Panorama

Japeri Dá Salto Ambiental: Segunda Fase do Projeto de Saneamento Leva Biodigestores a 400 Residências

Foto: Divulgação

Os biodigestores têm se consolidado como uma das soluções mais eficientes, sustentáveis e acessíveis para ampliar o saneamento básico em áreas rurais e periféricas. Ao utilizar micro-organismos para decompor o esgoto doméstico, esses equipamentos tratam mais de 80% dos resíduos líquidos, evitam a contaminação do solo e das águas e reduzem riscos à saúde pública. Além disso, garantem dignidade a famílias que, por décadas, viveram sem qualquer sistema adequado de tratamento de esgoto.

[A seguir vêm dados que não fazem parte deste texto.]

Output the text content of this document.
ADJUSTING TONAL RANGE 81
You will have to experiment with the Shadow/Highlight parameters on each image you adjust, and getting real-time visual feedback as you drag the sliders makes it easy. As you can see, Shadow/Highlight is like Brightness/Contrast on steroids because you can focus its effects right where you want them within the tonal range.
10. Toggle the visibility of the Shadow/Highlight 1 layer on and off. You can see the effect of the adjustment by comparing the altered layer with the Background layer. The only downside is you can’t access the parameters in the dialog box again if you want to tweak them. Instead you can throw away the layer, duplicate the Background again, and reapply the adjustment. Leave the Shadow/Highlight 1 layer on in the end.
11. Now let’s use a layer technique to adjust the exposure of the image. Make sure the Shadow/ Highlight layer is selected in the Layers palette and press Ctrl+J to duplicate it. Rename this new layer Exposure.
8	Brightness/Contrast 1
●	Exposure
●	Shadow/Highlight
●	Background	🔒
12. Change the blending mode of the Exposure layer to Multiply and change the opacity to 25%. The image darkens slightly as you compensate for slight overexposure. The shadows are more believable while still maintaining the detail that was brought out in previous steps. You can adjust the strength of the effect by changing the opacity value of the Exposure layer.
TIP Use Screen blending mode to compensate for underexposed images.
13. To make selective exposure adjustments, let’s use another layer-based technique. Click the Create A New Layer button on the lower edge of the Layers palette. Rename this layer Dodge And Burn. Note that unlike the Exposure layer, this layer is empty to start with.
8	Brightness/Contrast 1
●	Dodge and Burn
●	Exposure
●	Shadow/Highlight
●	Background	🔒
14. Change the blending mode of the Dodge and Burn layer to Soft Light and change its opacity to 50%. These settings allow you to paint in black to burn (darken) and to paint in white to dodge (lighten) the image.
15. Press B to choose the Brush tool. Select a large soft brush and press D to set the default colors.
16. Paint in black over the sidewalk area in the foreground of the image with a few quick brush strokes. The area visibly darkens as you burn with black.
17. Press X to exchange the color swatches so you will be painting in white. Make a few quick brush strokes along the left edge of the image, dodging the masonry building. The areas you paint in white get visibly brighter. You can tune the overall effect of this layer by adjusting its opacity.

Com a missão de levar essa tecnologia para quem mais precisa, a Prefeitura Municipal de Japeri, por meio da Secretaria Municipal do Ambiente e Desenvolvimento Sustentável (Semades), deu início à segunda fase do projeto de saneamento rural, ampliando uma ação que começou em 2022 e que já havia beneficiado cerca de 150 famílias.

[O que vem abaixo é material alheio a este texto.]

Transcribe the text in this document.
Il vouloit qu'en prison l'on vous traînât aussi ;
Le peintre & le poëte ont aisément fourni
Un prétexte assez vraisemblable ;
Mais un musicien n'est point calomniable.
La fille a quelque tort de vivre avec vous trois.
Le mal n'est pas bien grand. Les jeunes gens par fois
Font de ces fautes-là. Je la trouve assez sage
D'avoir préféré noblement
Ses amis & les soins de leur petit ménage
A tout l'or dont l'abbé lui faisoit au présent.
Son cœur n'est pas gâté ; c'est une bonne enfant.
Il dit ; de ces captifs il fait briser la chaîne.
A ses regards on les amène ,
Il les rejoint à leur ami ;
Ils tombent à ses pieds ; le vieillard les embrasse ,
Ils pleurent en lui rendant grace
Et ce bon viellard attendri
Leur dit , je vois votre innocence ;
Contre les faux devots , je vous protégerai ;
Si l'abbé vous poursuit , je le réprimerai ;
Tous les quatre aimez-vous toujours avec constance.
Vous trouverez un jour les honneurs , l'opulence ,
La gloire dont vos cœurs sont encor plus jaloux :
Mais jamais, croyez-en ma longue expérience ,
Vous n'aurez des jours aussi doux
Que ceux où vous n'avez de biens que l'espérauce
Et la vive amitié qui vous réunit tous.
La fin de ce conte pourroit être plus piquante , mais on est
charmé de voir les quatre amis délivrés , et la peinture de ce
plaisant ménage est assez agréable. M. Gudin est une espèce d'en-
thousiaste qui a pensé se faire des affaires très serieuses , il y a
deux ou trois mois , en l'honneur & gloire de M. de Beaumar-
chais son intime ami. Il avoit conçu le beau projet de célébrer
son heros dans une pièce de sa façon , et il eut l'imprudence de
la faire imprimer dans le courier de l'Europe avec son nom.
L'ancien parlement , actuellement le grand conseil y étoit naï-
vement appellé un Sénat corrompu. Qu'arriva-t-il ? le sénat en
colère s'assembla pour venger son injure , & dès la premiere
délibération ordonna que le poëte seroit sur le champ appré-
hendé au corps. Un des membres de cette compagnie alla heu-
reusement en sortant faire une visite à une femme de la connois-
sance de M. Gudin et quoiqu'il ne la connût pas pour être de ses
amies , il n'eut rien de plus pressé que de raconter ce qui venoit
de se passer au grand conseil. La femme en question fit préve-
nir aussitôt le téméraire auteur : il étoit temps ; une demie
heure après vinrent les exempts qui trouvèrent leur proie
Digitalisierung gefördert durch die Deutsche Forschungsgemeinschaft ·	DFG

Segunda fase vai instalar 400 novos biodigestores em cinco localidades

Nesta etapa, aproximadamente 400 residências serão contempladas com biodigestores de 750 litros, capazes de atender de cinco a sete moradores por casa. As obras começaram no bairro Santa Amélia (Mutirão da Fé) e seguirão para Santa Amélia, Lagoa do Sapo, Cruzeiro, Pedra Lisa e Santa Inês.

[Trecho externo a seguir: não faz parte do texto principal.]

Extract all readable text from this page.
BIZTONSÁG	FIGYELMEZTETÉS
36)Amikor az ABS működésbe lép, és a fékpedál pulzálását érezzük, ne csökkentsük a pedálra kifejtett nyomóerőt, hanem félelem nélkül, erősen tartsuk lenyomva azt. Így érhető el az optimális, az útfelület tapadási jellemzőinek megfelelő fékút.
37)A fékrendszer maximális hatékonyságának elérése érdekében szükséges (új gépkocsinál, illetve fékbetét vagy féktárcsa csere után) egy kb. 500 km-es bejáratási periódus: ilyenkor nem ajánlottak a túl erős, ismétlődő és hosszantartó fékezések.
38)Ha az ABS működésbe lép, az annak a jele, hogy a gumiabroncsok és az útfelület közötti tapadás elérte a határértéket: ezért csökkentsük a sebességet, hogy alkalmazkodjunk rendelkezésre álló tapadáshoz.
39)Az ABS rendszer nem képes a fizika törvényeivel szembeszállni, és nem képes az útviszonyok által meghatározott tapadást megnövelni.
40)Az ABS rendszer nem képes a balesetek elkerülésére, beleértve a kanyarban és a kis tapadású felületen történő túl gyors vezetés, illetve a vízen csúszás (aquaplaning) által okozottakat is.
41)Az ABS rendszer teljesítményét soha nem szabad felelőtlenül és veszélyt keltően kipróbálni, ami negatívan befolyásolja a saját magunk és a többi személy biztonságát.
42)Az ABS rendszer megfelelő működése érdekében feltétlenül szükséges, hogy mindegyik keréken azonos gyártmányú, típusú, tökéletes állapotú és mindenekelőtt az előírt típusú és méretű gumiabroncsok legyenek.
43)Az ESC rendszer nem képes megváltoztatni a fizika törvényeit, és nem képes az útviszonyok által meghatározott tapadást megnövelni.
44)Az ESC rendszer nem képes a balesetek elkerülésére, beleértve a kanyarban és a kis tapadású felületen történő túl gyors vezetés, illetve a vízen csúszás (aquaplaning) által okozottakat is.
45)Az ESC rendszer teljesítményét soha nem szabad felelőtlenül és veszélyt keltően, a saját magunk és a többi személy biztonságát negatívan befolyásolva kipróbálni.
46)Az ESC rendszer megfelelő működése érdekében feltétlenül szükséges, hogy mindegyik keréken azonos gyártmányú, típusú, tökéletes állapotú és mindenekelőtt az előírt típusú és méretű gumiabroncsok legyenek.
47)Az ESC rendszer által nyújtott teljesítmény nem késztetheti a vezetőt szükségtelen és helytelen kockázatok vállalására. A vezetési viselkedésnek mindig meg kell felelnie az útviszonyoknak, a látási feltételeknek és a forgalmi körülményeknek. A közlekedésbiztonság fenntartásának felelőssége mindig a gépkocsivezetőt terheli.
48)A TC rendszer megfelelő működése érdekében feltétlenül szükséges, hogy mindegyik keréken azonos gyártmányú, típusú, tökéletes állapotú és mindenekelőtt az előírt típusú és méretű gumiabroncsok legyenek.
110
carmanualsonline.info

A iniciativa integra o Projeto Sanear Guandu, executado pelo Consórcio Novo Guandu, com recursos do Fundri (Fundo de Recursos Hídricos do Rio Guandu), dentro do Programa de Saneamento Rural da Bacia do Rio Guandu.

Mapeamento detalhado e acompanhamento técnico

De acordo com o engenheiro florestal Matheus Augusto, o trabalho teve início após um minucioso mapeamento das áreas e identificação das moradias aptas a receber o equipamento.

“Todas as casas são cadastradas, georreferenciadas e acompanhadas em cada etapa. É uma política pública séria, construída de forma técnica e que gera impacto ambiental e social direto”, explicou.

Participação da comunidade é essencial para o projeto

A coordenadora de mobilização social, Amanda Alves, reforça que todo o processo é baseado no diálogo com os moradores.

“Realizamos sensibilização porta a porta, orientamos e entregamos material explicativo. A instalação só ocorre após a autorização formal da família. Como muitos locais têm pouco espaço, as escavações são manuais e finalizadas em cerca de um dia. Cada morador precisa entender o valor dessa tecnologia para o meio ambiente e para a própria saúde”, afirmou.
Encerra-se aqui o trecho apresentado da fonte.